8.1 LIABILITY - VENDOR WILL BE LIABLE AND RESPONSIBLE FOR ANY
AND ALL PROPERTY LOSS, PROPERTY DAMAGE AND/OR PERSONAL INJURY,
INCLUDING DEATH, TO ANY AND ALL PERSONS, OF ANY KIND OR CHARACTER,
WHETHER REAL OR ASSERTED, TO THE EXTENT CAUSED BY THE NEGLIGENT
ACT(S) OR OMISSION(S), MALFEASANCE OR INTENTIONAL MISCONDUCT OF
VENDOR, ITS OFFICERS, AGENTS, SERVANTS OR EMPLOYEES.

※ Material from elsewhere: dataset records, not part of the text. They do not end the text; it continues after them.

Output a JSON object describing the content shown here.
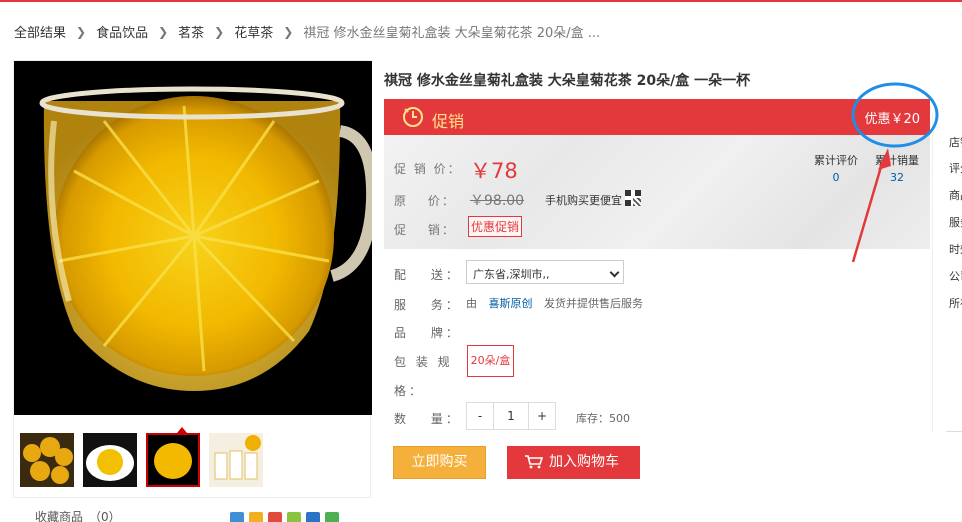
{
  "breadcrumb": [
    "全部结果",
    "食品饮品",
    "茗茶",
    "花草茶",
    "祺冠 修水金丝皇菊礼盒装 大朵皇菊花茶 20朵/盒 ..."
  ],
  "product": {
    "title": "祺冠 修水金丝皇菊礼盒装 大朵皇菊花茶 20朵/盒 一朵一杯",
    "promo_label": "促销",
    "discount_badge": "优惠￥20",
    "price_label": "促 销 价：",
    "price": "￥78",
    "original_label": "原　 价：",
    "original_price": "￥98.00",
    "mobile_cheaper": "手机购买更便宜",
    "promo_row_label": "促　 销：",
    "promo_tag": "优惠促销",
    "review_label": "累计评价",
    "review_count": "0",
    "sales_label": "累计销量",
    "sales_count": "32"
  },
  "options": {
    "delivery_label": "配　 送：",
    "delivery_value": "广东省,深圳市,,",
    "service_label": "服　 务：",
    "service_prefix": "由",
    "service_shop": "喜斯原创",
    "service_suffix": "发货并提供售后服务",
    "brand_label": "品　 牌：",
    "spec_label_line1": "包 装 规",
    "spec_label_line2": "格：",
    "spec_value": "20朵/盒",
    "qty_label": "数　 量：",
    "qty_minus": "-",
    "qty_value": "1",
    "qty_plus": "+",
    "stock": "库存：500"
  },
  "actions": {
    "buy_now": "立即购买",
    "add_cart": "加入购物车"
  },
  "gallery": {
    "favorite": "收藏商品　（0）"
  },
  "sidebar": [
    "店铺",
    "评分",
    "商品",
    "服务",
    "时效",
    "公司",
    "所在"
  ],
  "colors": {
    "brand_red": "#e4393c",
    "buy_orange": "#f5b03b",
    "link_blue": "#005ea7",
    "annotation_blue": "#1e8ee8"
  }
}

8.2 GENERAL INDEMNIFICATION - VENDOR HEREBY COVENANTS AND
AGREES TO INDEMNIFY, HOLD HARMLESS AND DEFEND CITY, ITS OFFICERS,
AGENTS, SERVANTS AND EMPLOYEES, FROM AND AGAINST ANYAND ALL CLAIMS
OR LAWSUITS OFANYKIND OR CHARACTER, WHETHER REAL OR ASSERTED, FOR
EITHER PROPERTYDAMAGE OR LOSS (INCLUDING ALLEGED DAMAGE OR LOSS TO
VENDOR'S BUSINESS AND ANY RESULTING LOST PROFITS) AND/OR PERSONAL
INJURY, INCLUDING DEATH, TO ANY AND ALL PERSONS, ARISING OUT OF OR IN
CONNECTION WITH THIS AGREEMENT, TO THE EXTENT CAUSED BY THE
NEGLIGENT ACTS OR OMISSIONS OR MALFEASANCE OF VENDOR, ITS OFFICERS,
AGENTS, SERVANTS OR EMPLOYEES.
Vendor Services Agreement Page 3 of 12
8.3 INTELLECTUAL PROPERTY INDEMNIFICATION - Vendor agrees to
defend, settle, or pay, at its own cost and expense, any claim or action against City for
infringement of any patent, copyright, trade mark, trade secret, or similar property right
arising from City's use of the software and/or documentation in accordance with this
Agreement, it being understood that this agreement to defend, settle or pay will not apply if
City modifies or misuses the software and/or documentation. So long as Vendor bears the cost
and expense of payment for claims or actions against City pursuant to this section, Vendor
will have the right to conduct the defense of any such claim or action and all negotiations for
its settlement or compromise and to settle or compromise any such claim; however, City will
have the right to fully participate in any and all such settlement, negotiations, or lawsuit as
necessary to protect City's interest, and City agrees to cooperate with Vendor in doing so. In
the event City, for whatever reason, assumes the responsibility for payment of costs and
expenses for any claim or action brought against City for infringement arising under this
Agreement, City will have the sole right to conduct the defense of any such claim or action and
all negotiations for its settlement or compromise and to settle or compromise any such claim;
however, Vendor will fully participate and cooperate with City in defense of such claim or
action. City agrees to give Vendor timely written notice of any such claim or action, with
copies of all papers City may receive relating thereto. Notwithstanding the foregoing, City's
assumption of payment of costs or expenses will not eliminate Vendor's duty to indemnify
City under this Agreement. If the software and/or documentation or any part thereof is held
to infringe and the use thereof is enjoined or restrained or, if as a result of a settlement or
compromise, such use is materially adversely restricted, Vendor will, at its own expense and
as City's sole remedy, either: (a) procure for City the right to continue to use the software
and/or documentation; or (b) modify the software and/or documentation to make it non -
infringing, provided that such modification does not materially adversely affect City's
authorized use of the software and/or documentation; or (c) replace the software and/or
documentation with equally suitable, compatible, and functionally equivalent non -infringing
software and/or documentation at no additional charge to City; or (d) if none of the foregoing
alternatives is reasonably available to Vendor terminate this Agreement, and refund all
amounts paid to Vendor by City, subsequent to which termination City may seek any and all
remedies available to City under law.
Section 8 will survive the expiration or termination of this Agreement.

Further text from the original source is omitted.